Le 20 Mai 2024, par La rédaction

Après plusieurs mois de discussions, un compromis semble se dessiner entre les médecins libéraux et l'Assurance Maladie concernant l'évolution de leurs revenus. La consultation de base chez les généralistes pourrait passer à 30 euros d'ici la fin de l'année, bien que les syndicats demandent du temps pour évaluer les propositions avant de se prononcer définitivement.


Hausse des tarifs en vue chez les généralistes

Les négociations entre les médecins libéraux et l'Assurance Maladie se sont intensifiées ces derniers mois, aboutissant à un compromis important vendredi dernier. Si l'accord est validé, le tarif de la consultation de base chez les généralistes passera de 26,50 à 30 euros dès décembre. Cette augmentation, considérée comme une étape cruciale par les généralistes, vise à reconnaître leur rôle central dans le suivi de la santé des Français. Selon Agnès Giannotti, présidente du syndicat MG France citée par Les Echos, « il y a des avancées, mais il y a des reculades », reflétant une prudence persistante parmi les syndicats avant de se prononcer définitivement.

La Sécurité sociale, représentée par Thomas Fatôme, a qualifié cet accord de « soutien fort à la profession médicale », avec un investissement de 1,6 milliard d'euros sur cinq ans. Ce financement vient s'ajouter aux 20 milliards d'euros annuels alloués en honoraires. Pour Franck Devulder du syndicat CSMF, l'accord apporte effectivement des bénéfices, malgré des réserves de la part d'autres syndicats qui demandent plus de temps pour consulter leurs adhérents.

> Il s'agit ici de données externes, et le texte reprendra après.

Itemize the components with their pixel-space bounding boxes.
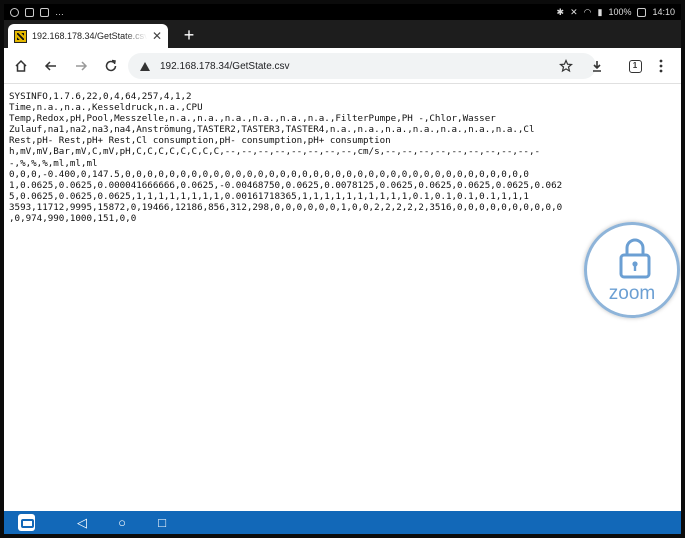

Outre l'augmentation du tarif de base, les généralistes pourraient bénéficier d'une rémunération de 60 euros pour les consultations longues destinées aux patients très âgés, une mesure jugée positive par MG France bien que l'entrée en vigueur soit jugée tardive et les conditions restrictives. De plus, à partir de 2026, une révision de la rémunération forfaitaire est prévue, visant à mieux récompenser la prise en charge globale des patients, particulièrement les plus fragiles, plutôt que d'encourager l'enchaînement des consultations.

Les spécialistes, après des tensions et un retrait temporaire des négociations, ont également obtenu des concessions. La Sécurité sociale a accepté de revoir la grille de rémunération des actes techniques, inchangée depuis les années 1990, et de faciliter la facturation des dépassements d'honoraires. À partir de décembre, les avis médicaux rendus par des spécialistes à la demande d'un confrère seront mieux rémunérés, passant de 56,50 à 60 euros. Cependant, ce point a provoqué des frictions, les généralistes craignant d'être contournés par les spécialistes qui souhaitent référer directement des patients à leurs confrères.

Un accord attendu de longue date

Cet accord potentiel, longuement attendu, pourrait apaiser les relations tendues entre les médecins et le gouvernement. Les syndicats ont multiplié les grèves et les manifestations ces derniers mois pour dénoncer leurs conditions de travail. Le gouvernement, de son côté, voit dans cet accord une réponse aux préoccupations concernant les déserts médicaux et un moyen de maîtriser les dépenses de santé qui ne cessent d'augmenter.

La précédente convention entre la Sécurité sociale et les médecins libéraux, en vigueur depuis 2016, devait s'appliquer jusqu'en 2021. Les tentatives de renégociation en 2022 avaient échoué face au refus des médecins de s'engager dans une logique de « donnant-donnant » imposée par le gouvernement. Les discussions ont repris en novembre dernier, dans un climat plus apaisé, aboutissant à ce compromis qui exige un engagement collectif des médecins pour améliorer la pertinence des prescriptions, notamment pour limiter l'usage des antibiotiques.

Toutefois, des incertitudes demeurent quant à l'impact de cet accord sur la relation entre l'exécutif et les médecins, déjà éprouvée par la valse des ministres de la Santé. Les spécialistes, solidaires des cliniques privées qui ont annoncé une grève totale le 3 juin, restent vigilants face à la répartition des moyens entre le secteur public et privé. Le gouvernement devra encore convaincre pour éviter une crise dans les hôpitaux à la veille des élections européennes.